Posted Sep 02 2012 2:44am
Advanced differentiated thyroid cancer (advanced differentiated thyroid cancer, DTC) patient Phase II randomized clinical trial results showed that the receiving oral targeted drug vandetanib (vandetanib) treatment of patients without disease progression survival than placebo-treated those patient long nearly doubled (11.2 months, 5.9 months). The findings, published online in the journal Lancet Oncology, is the first to provide clear evidence that the use of targeted drug vandetanib in patients with advanced differentiated thyroid cancer can extend a patient's disease-free progression-free survival (on progression free survival, PFS) . For now, it does not exist yet effective treatment from the treatment of this cancer.

In the past 10 years, the incidence of thyroid cancer in the world more than doubled. Recently, multi-target kinase inhibitor (multi-targeted kinase inhibitor) is becoming a promising treatment of advanced differentiated thyroid cancer drug candidate, but until then, scientists have never carried out, placebo-controlled clinical trial research.

Martin Schlumberger and colleagues from France, Gustave - Roussy (Institut Gustave Roussy) In this study, aimed at determining the vandetanib --- The drug targeting known in the growth of thyroid cancer and play a role in the proliferation of protein: endothelial growth factor receptor (endothelial growth factor receptor, EGFR) and the vascular endothelial growth factor (vascular endothelial growth factor, VEGF) and infection during the rearrangement of the original oncogene RET (rearranged during transfection protooncogene ) --- whether the impact of the deterioration of the disease-free survival and overall survival (overall survival, OS).

In this study, researchers randomized to 145 from seven European countries with advanced differentiated thyroid cancer assigned to two groups: 72 patients received 300 mg daily vandetanib treatment; 73 patients placebo treatment.

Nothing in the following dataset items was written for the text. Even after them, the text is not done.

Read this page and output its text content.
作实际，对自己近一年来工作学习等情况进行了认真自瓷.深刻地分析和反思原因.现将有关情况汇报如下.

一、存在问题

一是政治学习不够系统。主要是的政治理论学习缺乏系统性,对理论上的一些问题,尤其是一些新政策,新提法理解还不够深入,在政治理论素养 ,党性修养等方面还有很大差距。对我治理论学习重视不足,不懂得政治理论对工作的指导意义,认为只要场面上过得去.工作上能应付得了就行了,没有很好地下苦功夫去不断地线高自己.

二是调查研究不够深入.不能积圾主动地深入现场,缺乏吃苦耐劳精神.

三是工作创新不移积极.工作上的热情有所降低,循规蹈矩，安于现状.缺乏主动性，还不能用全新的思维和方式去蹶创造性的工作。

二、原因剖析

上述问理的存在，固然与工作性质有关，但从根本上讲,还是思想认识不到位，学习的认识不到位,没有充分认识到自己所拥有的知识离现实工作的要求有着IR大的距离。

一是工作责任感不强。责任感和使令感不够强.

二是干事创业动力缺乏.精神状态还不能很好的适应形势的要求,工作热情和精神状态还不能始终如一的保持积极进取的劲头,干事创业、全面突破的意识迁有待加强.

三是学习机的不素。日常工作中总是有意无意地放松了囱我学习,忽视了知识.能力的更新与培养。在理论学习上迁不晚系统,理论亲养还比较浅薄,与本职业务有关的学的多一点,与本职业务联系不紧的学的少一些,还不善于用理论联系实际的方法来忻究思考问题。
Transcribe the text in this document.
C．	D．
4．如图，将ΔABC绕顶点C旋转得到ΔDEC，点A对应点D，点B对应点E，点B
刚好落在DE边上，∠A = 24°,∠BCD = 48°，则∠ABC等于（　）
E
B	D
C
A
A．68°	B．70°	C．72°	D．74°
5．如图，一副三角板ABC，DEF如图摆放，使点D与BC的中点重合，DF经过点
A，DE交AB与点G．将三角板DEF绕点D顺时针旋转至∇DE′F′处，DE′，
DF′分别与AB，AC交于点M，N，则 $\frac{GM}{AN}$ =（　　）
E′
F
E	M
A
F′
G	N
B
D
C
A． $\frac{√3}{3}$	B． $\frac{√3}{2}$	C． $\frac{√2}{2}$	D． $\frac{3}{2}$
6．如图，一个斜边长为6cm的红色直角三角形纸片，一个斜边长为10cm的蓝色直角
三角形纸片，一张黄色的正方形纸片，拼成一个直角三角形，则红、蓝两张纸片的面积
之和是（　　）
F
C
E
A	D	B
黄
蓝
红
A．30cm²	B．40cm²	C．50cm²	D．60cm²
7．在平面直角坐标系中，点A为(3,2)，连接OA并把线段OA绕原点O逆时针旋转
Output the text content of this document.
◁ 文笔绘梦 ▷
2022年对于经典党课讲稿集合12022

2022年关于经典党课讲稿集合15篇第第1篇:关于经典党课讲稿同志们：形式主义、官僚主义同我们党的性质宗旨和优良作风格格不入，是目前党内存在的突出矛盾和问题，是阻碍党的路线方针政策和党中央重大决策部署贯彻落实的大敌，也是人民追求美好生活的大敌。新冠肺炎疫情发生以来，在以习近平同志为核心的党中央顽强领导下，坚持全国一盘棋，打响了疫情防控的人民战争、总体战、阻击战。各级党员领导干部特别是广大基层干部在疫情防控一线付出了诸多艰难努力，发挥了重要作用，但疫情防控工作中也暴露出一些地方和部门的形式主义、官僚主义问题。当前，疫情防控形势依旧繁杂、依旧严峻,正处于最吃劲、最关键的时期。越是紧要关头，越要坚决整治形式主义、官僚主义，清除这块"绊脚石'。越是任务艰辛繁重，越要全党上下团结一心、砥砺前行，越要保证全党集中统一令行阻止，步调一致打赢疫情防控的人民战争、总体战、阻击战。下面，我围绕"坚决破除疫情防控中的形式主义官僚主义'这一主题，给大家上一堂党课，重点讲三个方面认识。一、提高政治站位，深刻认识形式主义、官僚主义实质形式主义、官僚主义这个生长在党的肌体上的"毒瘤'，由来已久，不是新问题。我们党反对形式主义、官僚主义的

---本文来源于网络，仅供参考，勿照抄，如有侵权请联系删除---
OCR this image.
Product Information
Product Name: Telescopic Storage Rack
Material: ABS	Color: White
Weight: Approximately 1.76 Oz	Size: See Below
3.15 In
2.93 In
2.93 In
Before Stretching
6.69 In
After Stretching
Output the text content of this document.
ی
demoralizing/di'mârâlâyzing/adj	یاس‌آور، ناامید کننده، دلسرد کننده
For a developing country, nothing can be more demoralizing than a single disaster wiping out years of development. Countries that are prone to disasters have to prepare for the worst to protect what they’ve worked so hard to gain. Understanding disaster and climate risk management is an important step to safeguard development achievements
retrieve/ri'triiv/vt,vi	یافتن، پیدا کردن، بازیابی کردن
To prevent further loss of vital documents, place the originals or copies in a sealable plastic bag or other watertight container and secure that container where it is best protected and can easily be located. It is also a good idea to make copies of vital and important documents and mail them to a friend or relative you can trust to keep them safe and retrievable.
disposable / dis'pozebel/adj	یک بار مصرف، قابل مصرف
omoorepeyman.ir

Compared with the placebo-treated group of patients, taking vandetanib patients without disease progression-free survival was significantly improved (increased from 5.9 months to 11.1 months) is associated. 6 months after treatment, compared to placebo-treated group of patients receiving vandetanib therapy patients also have more good disease control rate (as disease control rate, DCR). Patients, however, does not exist in the overall survival significantly different from

Interestingly, vandetanib treatment, people with the more common papillary thyroid carcinoma (papillary thyroid cancer, PTC) patients have than follicular thyroid carcinoma (follicular thyroid cancer, FTC) patients and differentiated thyroid cancer (the first two median disease-free progression-free survival was 7.7 months) and long disease progression-free survival (median disease-free progression-free survival of 16.2 months).

Accept the to vandetanib treatment of patients also experienced more side effects, especially the QT interval (QTc) to extend the time to increase, diarrhea, weakness and fatigue. The group of patients receiving vandetanib treatment, there are two patients with treatment-related death.

These results indicate that the van der his Nicole can be a potentially effective treatment options to maintain a stable condition advanced differentiated thyroid cancer, particularly papillary thyroid cancer. However, more research is needed to better illustrate kinase inhibitors may be the most effective of which advanced differentiated thyroid cancer, in order to develop a personalized therapy to treat advanced differentiated thyroid cancer.